Sie selbst unterhielt die Besucher/-innen mit einer Anekdote über ein gemeinsames Wahlplakat mit Peter Jans vor drei Jahren. Während des Fotoshootings mussten beide so herzhaft lachen, dass ein ideales Sujet entstand. «Es war kein typisches Wahlplakat. Viele dachten, es bewerbe einen Kinofilm», so Maria Pappa. Das Plakat fiel den St.Gallerinnen und St.Galler auf – das Ziel war erreicht.
Auszeichnung für das Büro Sequenz
Philip Kerschbaum, Dozent an der Schule für Gestaltung St.Gallen und Inhaber des Design-Studio Modo hat die internationale Ausstellung «Die 100 besten Plakate» zum fünften Mal nach St.Gallen geholt. Für die Schule für Gestaltung ist dies eine grosse Ehre. Die Wanderausstellung ist ausschliesslich an angesehenen Orten zu sehen, an der Eröffnung zum Beispiel im Kulturforum der Staatlichen Museen zu Berlin. Die Dernière erfolgt nach einer Reise durch die DACH-Länder im Museum für angewandte Kunst (MAK) in Wien.

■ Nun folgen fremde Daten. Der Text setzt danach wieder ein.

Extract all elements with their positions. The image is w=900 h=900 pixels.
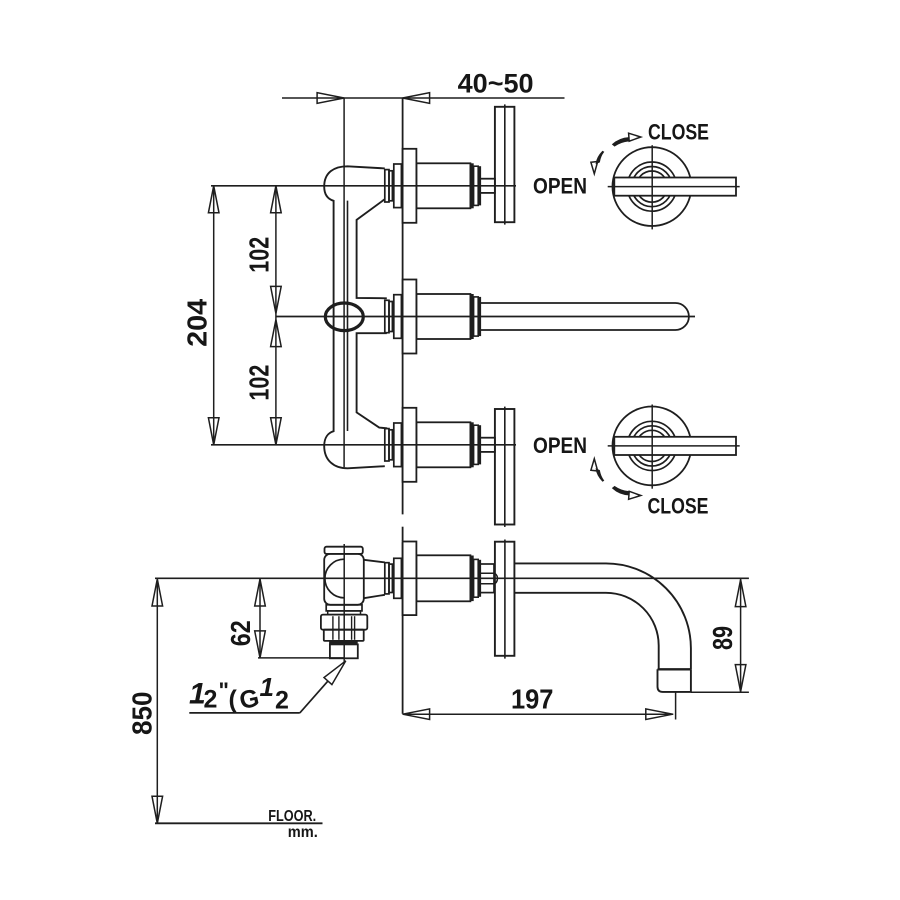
- svg-text:mm.: mm.: [288, 824, 318, 841]
- svg-text:204: 204: [181, 298, 212, 347]
- svg-text:(: (: [229, 686, 238, 714]
- svg-text:62: 62: [225, 620, 256, 646]
- svg-text:OPEN: OPEN: [533, 433, 587, 458]
- svg-text:OPEN: OPEN: [533, 174, 587, 199]
- svg-text:CLOSE: CLOSE: [648, 493, 709, 518]
- svg-text:2: 2: [275, 687, 289, 715]
- svg-text:102: 102: [243, 237, 274, 273]
- svg-text:197: 197: [511, 683, 554, 714]
- svg-text:40~50: 40~50: [458, 68, 534, 98]
- svg-text:102: 102: [243, 365, 274, 401]
- svg-text:CLOSE: CLOSE: [648, 119, 709, 144]
- svg-text:": ": [219, 678, 229, 703]
- svg-text:850: 850: [127, 691, 158, 735]
- svg-text:1: 1: [260, 672, 274, 702]
- svg-text:2: 2: [204, 686, 218, 714]
- svg-text:89: 89: [707, 626, 738, 650]
- svg-text:FLOOR.: FLOOR.: [268, 808, 316, 825]
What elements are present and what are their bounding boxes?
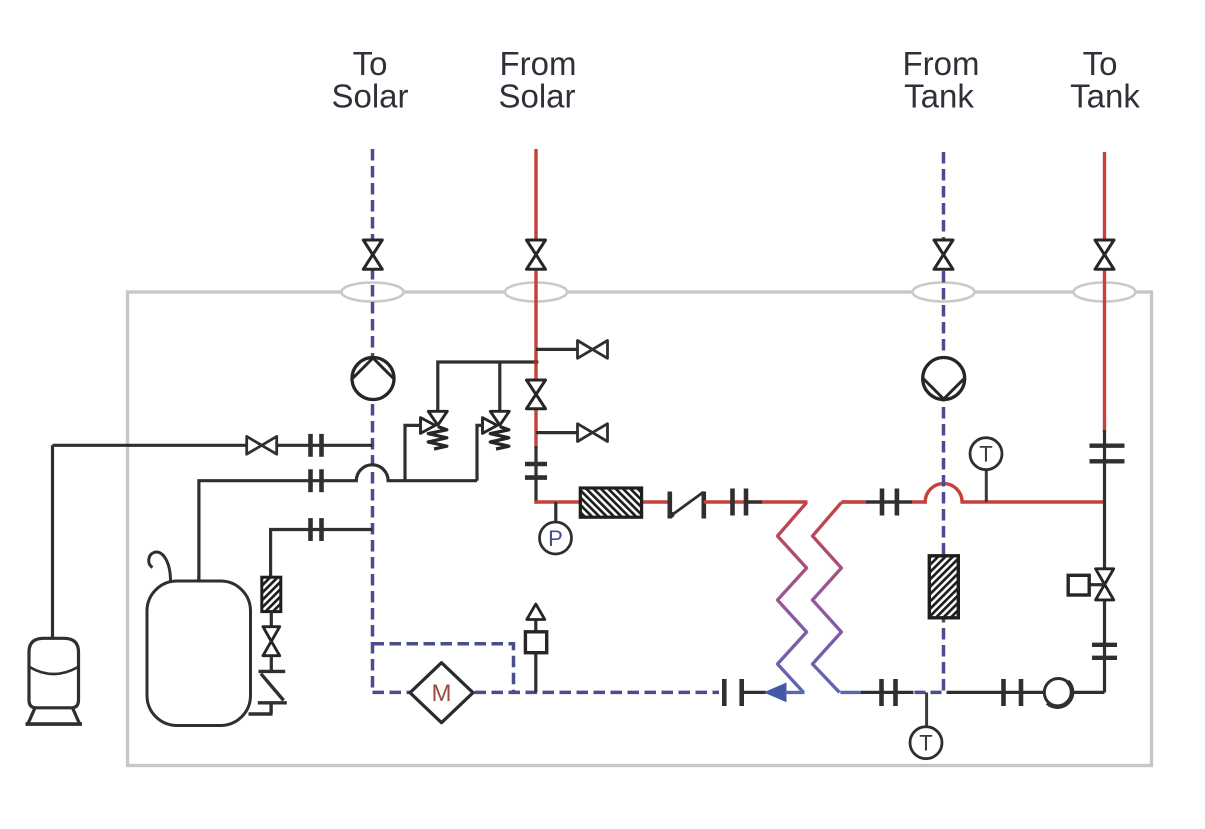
expansion tank [147,581,251,726]
union before HX (midline) [733,489,747,516]
label To Solar [331,45,408,115]
port grommet ellipse (To Solar) [342,283,404,302]
union right of HX (bottom) [882,679,896,706]
svg-text:From: From [500,45,577,82]
valve: hose-end valve on second branch [578,424,608,442]
pressure gauge P [540,522,572,554]
valve: To Tank top isolation valve [1095,240,1114,269]
svg-text:T: T [919,731,932,756]
relief valve RV2 (spring angle valve) [483,411,510,449]
wire: To Tank black upper segment [1103,430,1106,502]
wire: red HX supply stub [762,500,808,503]
label From Tank [903,45,980,115]
motorized valve body on To Tank run [1096,569,1114,600]
temperature gauge stub (bottom) [925,692,928,727]
wire: expansion tank neck [197,576,200,581]
expansion tank hook [149,552,171,581]
wire: From Solar lower black segment [534,446,537,504]
wire: row 1 to dashed main [277,444,373,447]
valve: fill valve [247,436,277,454]
svg-text:Solar: Solar [331,78,408,115]
wire: row 3 strainer header [271,530,373,578]
wire: black segment to union (bottom right of HX) [861,691,914,694]
union on bottom right line [1004,679,1022,706]
wire: branch to drain valve second right [536,431,578,434]
wire: bottom dashed return pipe (horizontal) [373,691,720,695]
valve: To Solar top isolation valve [363,240,382,269]
wire: RV2 outlet elbow [477,425,483,480]
wire: From Solar red riser [534,149,537,449]
wire: To Tank red riser [1103,152,1106,432]
filter F1 on midline (hatched) [580,488,641,517]
wire: blue stub right of HX bottom [840,691,862,694]
wire: fill line row 1 [53,444,248,447]
wire: row 2 expansion-tank header with crossover bump [199,465,477,581]
label From Solar [498,45,576,115]
wire: relief manifold top header [438,362,536,411]
wire: To Tank vertical run (inside) [1103,502,1106,692]
union on To Tank riser [1090,446,1125,462]
node: junction on red riser [533,359,538,364]
wire: strainer to drain valve [270,612,273,627]
wire: red midline right of HX [841,500,912,503]
temperature gauge T (top) [970,438,1002,470]
wire: make-up water drop pipe [51,445,54,639]
union right of HX (midline) [882,489,897,516]
svg-text:To: To [353,45,388,82]
wire: drain valve tail [270,656,273,672]
union before arrow (bottom) [724,679,741,706]
union on row 3 [311,518,322,541]
small supply tank [26,638,83,724]
union on To Tank run lower [1092,645,1117,658]
wire: bottom return line right section [947,691,1105,694]
port grommet ellipse (To Tank) [1074,283,1136,302]
wire: To Solar dashed supply pipe (vertical) [371,149,375,692]
wire: HX return black stub to arrow [742,691,766,694]
svg-text:M: M [432,680,452,707]
valve: isolation valve on From Solar riser [527,380,546,409]
valve: hose-end valve on top branch [578,341,608,359]
wire: red midline check valve to HX [704,500,762,503]
wire: blue dashes before From Tank junction [915,691,944,695]
valve: From Solar top isolation valve [527,240,546,269]
drain break symbol [249,671,287,714]
svg-text:Tank: Tank [1070,78,1140,115]
wire: black stub before HX supply [746,500,763,503]
wire: red elbow to filter (midline left end) [536,501,670,503]
svg-text:To: To [1083,45,1118,82]
wire: branch to vent valve top right [536,348,578,351]
wire: RV1 outlet elbow [405,425,421,480]
union on From Solar drop [525,464,547,478]
label To Tank [1070,45,1140,115]
temperature gauge stub (top) [985,470,988,502]
wire: From Tank dashed drop pipe [942,152,946,692]
svg-text:From: From [903,45,980,82]
flow device (small circle) on bottom right line [1044,679,1072,707]
wire: red midline crossover bump to To Tank [912,484,1105,502]
pressure gauge stub [554,502,557,523]
heat exchanger coil (right loop) [813,503,842,693]
filter F2 on From Tank drop (hatched) [929,556,958,618]
meter M diamond [410,663,473,723]
valve: drain isolation valve [263,627,280,656]
check valve on midline [670,492,704,519]
svg-text:Solar: Solar [498,78,575,115]
flow arrow (return into dashed line) [764,683,787,703]
union on row 2 [311,469,322,492]
relief valve RV1 (spring angle valve) [421,411,448,449]
pump P1 (To Solar) [352,358,394,400]
air vent on dashed return [534,620,537,693]
strainer S1 (hatched) [262,577,281,611]
enclosure box [128,292,1152,766]
temperature gauge T (bottom) [910,727,942,759]
motorized valve actuator square [1089,583,1104,586]
wire: dashed bypass loop around meter M [373,644,514,693]
svg-text:Tank: Tank [904,78,974,115]
svg-text:P: P [548,526,563,551]
pump P2 (From Tank) [923,358,965,400]
svg-text:T: T [979,442,992,467]
wire: second relief valve inlet drop [498,362,501,411]
port grommet ellipse (From Solar) [505,283,567,302]
union on row 1 [311,434,322,457]
heat exchanger coil (left loop) [778,503,807,693]
wire: blue stub arrow to HX left coil [785,691,805,694]
valve: From Tank top isolation valve [934,240,953,269]
port grommet ellipse (From Tank) [913,283,975,302]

Stadtpräsidentin Maria Pappa durfte sich besonders darüber freuen, dass es ein Plakat des St.Galler Büros Sequenz unter die 100 besten des Jahres 2022 geschafft hat. Das Plakat für das 14. St.Galler Literaturfestival Wortlaut überzeugt mit der seit Jahren bewährten Flächenteilung: Das Plakat wird durch zwei Diagonale und zwei Vertikale getrennt, die ein W bilden.

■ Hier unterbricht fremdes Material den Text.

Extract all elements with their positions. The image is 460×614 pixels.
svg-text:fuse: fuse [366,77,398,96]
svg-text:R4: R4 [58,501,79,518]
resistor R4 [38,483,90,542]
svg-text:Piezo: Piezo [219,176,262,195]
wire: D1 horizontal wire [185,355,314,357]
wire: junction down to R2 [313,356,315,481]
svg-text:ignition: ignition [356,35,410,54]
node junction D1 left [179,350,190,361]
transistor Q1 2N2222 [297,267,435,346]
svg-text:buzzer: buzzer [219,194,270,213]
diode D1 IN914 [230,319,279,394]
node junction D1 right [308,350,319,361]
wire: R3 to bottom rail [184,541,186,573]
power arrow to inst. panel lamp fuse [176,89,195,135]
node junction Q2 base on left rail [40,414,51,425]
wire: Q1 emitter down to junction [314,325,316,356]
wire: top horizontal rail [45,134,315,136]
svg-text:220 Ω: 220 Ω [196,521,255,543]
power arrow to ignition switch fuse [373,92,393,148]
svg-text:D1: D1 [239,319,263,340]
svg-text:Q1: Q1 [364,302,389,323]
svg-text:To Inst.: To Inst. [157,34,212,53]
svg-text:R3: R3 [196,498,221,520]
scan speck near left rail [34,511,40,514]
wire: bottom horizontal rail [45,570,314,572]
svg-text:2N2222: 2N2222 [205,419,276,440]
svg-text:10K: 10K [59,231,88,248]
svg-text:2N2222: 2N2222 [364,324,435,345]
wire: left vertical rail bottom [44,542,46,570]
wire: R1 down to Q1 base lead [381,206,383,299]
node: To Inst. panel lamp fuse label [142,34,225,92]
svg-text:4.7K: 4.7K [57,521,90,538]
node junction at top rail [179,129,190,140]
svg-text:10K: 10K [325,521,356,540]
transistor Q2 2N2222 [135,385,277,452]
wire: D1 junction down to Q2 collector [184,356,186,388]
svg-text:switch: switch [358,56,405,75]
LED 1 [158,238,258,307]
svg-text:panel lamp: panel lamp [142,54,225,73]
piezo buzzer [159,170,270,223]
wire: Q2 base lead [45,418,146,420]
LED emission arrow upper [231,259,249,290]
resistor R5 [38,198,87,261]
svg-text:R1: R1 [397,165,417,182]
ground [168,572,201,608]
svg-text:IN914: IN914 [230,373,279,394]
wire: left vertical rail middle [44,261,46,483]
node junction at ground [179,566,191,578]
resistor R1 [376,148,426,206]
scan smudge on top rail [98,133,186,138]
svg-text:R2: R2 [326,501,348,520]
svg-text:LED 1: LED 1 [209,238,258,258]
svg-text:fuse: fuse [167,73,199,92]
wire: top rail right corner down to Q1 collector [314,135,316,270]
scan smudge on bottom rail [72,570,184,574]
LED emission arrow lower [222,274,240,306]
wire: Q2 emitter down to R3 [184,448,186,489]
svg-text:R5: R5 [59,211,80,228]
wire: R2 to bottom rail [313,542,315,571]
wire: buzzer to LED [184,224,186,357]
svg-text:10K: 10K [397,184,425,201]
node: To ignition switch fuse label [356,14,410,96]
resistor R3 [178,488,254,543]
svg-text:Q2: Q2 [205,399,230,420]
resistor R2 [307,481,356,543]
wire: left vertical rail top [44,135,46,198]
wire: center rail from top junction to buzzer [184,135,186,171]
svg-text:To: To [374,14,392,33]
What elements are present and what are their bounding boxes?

Sascha Tittmann, Corina Gälli und Amanda Züst – alles ehemalige Schüler/-innen an der Schule für Gestaltung St.Gallen – verzichten komplett auf Bilder und verschaffen dem Schriftzug «Wortlaut» Raum. «Das überzeugt, denn an Literaturtagen hat das Wort Gewicht. Diese Radikalität, dieses auf den Punkt bringen ist eine grosse Qualität», sagt Philip Kerschbaum.
Nächste Chance: Museumsnacht 2023
In der Vorschau auf die Ausstellung im Tagblatt wird das Büro Sequenz gelobt: «Die Stärke des Büro Sequenz und seinen Mitarbeitenden ist es, zu erkennen, wo die Gestaltung als Storytelling nötig ist und wo man den Inhalt in reduzierter Form für sich sprechen lassen sollte.»
Die Aufnahme des Wortlaut-Plakats unter die 100 besten ist ein weiterer Beleg dafür, wie Ostschweizer Grafikdesign und Typografie weit über die Kantons- und Landesgrenzen wirken. Philip Kerschbaum nutzt die Ausstellung deshalb auch immer, um einen zusätzlichen Blick auf vergangene Ostschweizer Plakate zu werfen. Zu sehen sind sieben Plakate, welche die grosse Qualität der Region repräsentieren. Interessierte dürfen sich an der St.Galler Museumsnacht davon überzeugen.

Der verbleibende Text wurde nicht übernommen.